# New ladder stand?



## ccourtney_99 (Aug 14, 2006)

Im new to bow hunting ( well new to hunting actually ) and I got a Gorilla ladder stand last xmas. It just seems really heavy to be carrying around and setting up in different locations. Is this typical? Should I just go out and maybe buy a climbing stand? They seem more portable friendly.

Thanks


----------



## weasle414 (Dec 31, 2006)

Ladder stands aren't made for thick woods imo. I won't even waste my money on something that's gonna break my back like that because I'm on the move quite a bit and a ladder stand just doesn't work for doing a different set-up every week or two. Look into the Summit line of stands, they're very durable and not too hard to carry around in the woods.


----------



## Danimal (Sep 9, 2005)

I have a ladder stand that was given to me for Christmas about 9 years ago. It's never been assembled or used for the following reasons: I don't have a place where I can put it up and use all season, and my Summit Viper is a great stand for how/where I hunt.

I really like the light weight, comfort, and mobility of my Viper.


----------



## bowtechin (Apr 8, 2007)

Ladders aren't really made to be carrying around and moving. Mynards does have some for $60 though that are pretty nice. If you want to be portable I'd get a climber, but make sure you've got the trees to do it. The trees around these parts just dont work well with climbers.

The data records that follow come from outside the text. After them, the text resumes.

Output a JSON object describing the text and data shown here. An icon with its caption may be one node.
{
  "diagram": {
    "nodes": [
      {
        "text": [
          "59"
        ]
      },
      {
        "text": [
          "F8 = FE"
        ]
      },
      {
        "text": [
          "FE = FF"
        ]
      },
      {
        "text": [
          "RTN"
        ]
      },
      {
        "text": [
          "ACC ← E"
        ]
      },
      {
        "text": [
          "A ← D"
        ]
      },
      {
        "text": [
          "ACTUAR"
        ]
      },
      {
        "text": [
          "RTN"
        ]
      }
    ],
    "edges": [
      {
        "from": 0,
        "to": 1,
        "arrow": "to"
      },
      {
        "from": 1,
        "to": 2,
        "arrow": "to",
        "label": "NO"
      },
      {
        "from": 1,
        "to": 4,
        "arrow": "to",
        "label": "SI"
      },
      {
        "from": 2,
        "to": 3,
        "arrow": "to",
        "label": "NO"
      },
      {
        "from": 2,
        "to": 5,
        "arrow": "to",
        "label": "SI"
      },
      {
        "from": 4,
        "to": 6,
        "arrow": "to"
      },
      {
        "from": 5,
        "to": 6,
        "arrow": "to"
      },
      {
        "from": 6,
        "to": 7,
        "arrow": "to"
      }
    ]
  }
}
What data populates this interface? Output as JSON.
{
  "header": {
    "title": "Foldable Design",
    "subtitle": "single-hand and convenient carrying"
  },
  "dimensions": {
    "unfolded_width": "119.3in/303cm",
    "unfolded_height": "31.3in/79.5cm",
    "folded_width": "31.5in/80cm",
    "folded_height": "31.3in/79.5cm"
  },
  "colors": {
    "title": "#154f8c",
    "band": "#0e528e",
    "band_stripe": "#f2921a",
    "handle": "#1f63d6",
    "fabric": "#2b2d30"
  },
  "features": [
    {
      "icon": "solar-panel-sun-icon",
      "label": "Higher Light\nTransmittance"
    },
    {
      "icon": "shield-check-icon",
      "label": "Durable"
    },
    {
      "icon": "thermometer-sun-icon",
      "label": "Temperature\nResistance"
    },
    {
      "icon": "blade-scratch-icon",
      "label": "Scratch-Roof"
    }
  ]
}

Could always get climbing sticks and a hang on too.

I could find a spot for that ladder stand Danimal. :lol:


----------



## Danimal (Sep 9, 2005)

Bowtechin,

You want to come to MD and pick it up?? :lol:

BTW, it's a Warren&Sweat with a wood platform and a swivel seat that has a railing attached to the seat.

I do agree that different areas do require different stand types.

I also have a small hang on stand that gets used once every 5 years, to remind me to find trees for my climber!!!


----------



## bowtechin (Apr 8, 2007)

I just had two trucks in Baltimore last week! 

The climbers just don't work in my area here in Nebraska. Trees aren't straight enough, lot of oak,cwood, etc.


----------